El evento tuvo lugar el lunes en la VI Brigada Aérea de Tandil, provincia de Buenos Aires, y contó con la participación de diversas autoridades, entre ellas el jefe del Estado Mayor Conjunto, Xavier Issac, y el brigadier Gustavo Javier Valverde, jefe de la Fuerza Aérea. Durante su discurso, Petri resaltó la importancia estratégica de la adquisición: «Si tuviéramos que definir este momento histórico con una palabra, esa sería ‘soberanía’. Y, si tuviéramos que elegir otra palabra, sería ‘paz’», afirmó, destacando el compromiso del gobierno en fortalecer la defensa nacional.
Este primer avión, el F-16 de número 25, se destinará a la formación de pilotos y a la realización de tareas de mantenimiento en el Centro de Instrucción Terrestre, que funciona en el Hangar 3 de la base de Tandil. Además, la aeronave permitirá a los técnicos realizar inspecciones de armamento, sistemas de lanzamiento y componentes de la aeronave.
Adquisición de armamento de entrenamiento y misiles
En cuanto al armamento presentado, Petri mostró a la prensa el equipamiento de entrenamiento que incluye misiles CATM-120B y el sistema TER-9/A, una estructura que permite almacenar proyectiles de hasta 1000 libras (453 kg) en sus tres estaciones. Estos misiles no son operativos, pero replican las características de los proyectiles reales con los que serán equipados los F-16 operativos. Los aviones que llegarán en los próximos años contarán con misiles aire-aire AIM-120 AMRAAM, de fabricación estadounidense.

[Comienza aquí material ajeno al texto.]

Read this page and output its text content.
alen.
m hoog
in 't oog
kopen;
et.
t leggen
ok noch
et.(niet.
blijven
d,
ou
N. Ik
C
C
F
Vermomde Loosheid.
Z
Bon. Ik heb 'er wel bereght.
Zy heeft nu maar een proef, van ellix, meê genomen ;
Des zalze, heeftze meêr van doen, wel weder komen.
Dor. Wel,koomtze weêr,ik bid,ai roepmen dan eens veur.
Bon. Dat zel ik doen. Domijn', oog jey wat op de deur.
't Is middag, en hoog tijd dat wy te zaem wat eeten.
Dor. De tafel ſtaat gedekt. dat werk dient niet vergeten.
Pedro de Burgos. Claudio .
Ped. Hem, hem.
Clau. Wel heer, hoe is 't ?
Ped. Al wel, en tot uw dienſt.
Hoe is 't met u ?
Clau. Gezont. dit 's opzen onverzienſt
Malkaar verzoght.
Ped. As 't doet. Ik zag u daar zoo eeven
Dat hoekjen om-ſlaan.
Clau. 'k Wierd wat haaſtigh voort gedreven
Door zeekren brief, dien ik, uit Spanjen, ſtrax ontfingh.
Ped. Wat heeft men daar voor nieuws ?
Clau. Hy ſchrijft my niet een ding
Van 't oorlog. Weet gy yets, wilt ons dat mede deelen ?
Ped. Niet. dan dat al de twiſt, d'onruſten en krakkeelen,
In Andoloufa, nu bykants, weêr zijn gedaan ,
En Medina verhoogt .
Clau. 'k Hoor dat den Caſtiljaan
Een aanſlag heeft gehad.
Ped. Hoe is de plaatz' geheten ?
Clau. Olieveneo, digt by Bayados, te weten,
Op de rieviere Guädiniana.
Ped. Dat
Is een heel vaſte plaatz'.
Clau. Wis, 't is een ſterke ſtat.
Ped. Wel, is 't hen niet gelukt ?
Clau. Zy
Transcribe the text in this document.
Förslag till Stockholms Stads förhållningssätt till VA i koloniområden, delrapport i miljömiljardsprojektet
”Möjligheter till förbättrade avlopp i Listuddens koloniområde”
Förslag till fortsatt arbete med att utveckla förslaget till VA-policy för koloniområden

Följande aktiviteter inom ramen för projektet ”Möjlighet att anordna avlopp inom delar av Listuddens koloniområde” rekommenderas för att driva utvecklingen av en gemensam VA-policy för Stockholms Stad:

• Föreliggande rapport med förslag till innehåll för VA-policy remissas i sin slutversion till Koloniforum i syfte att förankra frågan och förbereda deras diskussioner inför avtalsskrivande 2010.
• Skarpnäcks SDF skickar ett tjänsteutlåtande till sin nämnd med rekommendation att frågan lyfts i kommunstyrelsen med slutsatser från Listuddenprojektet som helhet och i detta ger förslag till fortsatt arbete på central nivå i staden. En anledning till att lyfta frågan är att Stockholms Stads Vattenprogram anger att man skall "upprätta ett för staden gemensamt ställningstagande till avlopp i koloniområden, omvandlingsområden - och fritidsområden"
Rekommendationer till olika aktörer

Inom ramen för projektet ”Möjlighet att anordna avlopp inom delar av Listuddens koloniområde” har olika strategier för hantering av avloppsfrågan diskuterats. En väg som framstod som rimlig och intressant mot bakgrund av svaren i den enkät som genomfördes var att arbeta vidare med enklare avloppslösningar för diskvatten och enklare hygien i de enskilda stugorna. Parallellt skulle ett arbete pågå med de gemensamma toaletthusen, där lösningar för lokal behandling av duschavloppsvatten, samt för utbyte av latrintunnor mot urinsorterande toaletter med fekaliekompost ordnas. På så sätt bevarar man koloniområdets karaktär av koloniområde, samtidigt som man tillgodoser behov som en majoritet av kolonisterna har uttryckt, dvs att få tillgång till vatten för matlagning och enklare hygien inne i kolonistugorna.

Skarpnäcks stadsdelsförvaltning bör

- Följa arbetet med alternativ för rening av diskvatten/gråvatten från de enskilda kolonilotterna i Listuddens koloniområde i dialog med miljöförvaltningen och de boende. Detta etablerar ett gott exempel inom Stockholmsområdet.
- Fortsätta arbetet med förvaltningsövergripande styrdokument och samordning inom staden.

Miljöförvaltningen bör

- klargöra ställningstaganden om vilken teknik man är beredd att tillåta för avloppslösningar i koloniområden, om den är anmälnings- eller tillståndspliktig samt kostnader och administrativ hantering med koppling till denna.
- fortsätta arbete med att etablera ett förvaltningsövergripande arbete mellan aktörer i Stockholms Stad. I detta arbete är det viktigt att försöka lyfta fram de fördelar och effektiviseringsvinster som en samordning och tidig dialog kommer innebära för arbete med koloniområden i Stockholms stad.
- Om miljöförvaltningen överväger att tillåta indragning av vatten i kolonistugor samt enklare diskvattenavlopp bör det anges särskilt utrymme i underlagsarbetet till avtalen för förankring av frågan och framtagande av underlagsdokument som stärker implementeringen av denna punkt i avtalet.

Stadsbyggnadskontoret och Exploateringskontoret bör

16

La llegada de estos aviones será gradual. Para finales de 2025, se espera que seis F-16 operacionales arriben al país, los cuales serán piloteados por militares argentinos y daneses. Estos aviones, con una autonomía de hasta dos horas y velocidad superior a Mach 2 (casi 2500 km/h), realizarán vuelos de reabastecimiento en el aire durante su trayecto.
Recuperación de la capacidad supersónica
Con la incorporación de los F-16, la Fuerza Aérea Argentina recuperará su capacidad supersónica, que había sido perdida tras la guerra de Malvinas. Los nuevos aviones están equipados con pantallas multifuncionales en la cabina, sistemas de navegación por satélite y comunicaciones seguras, lo que les permitirá realizar misiones diversas, desde patrullas aéreas hasta misiones de reconocimiento.
El ministro Petri defendió la decisión del gobierno de revitalizar la capacidad de defensa aérea, especialmente ante las críticas sobre la postura militar del gobierno anterior. En su discurso, aseguró: «Con la convicción del presidente Javier Milei, hemos dado una vuelta a esta triste página. El abandono y la desidia han llegado a su fin».
La incorporación de los F-16 Fighting Falcon marca un paso importante en la modernización de la Fuerza Aérea Argentina, fortaleciendo la defensa nacional y recuperando la soberanía aérea del país.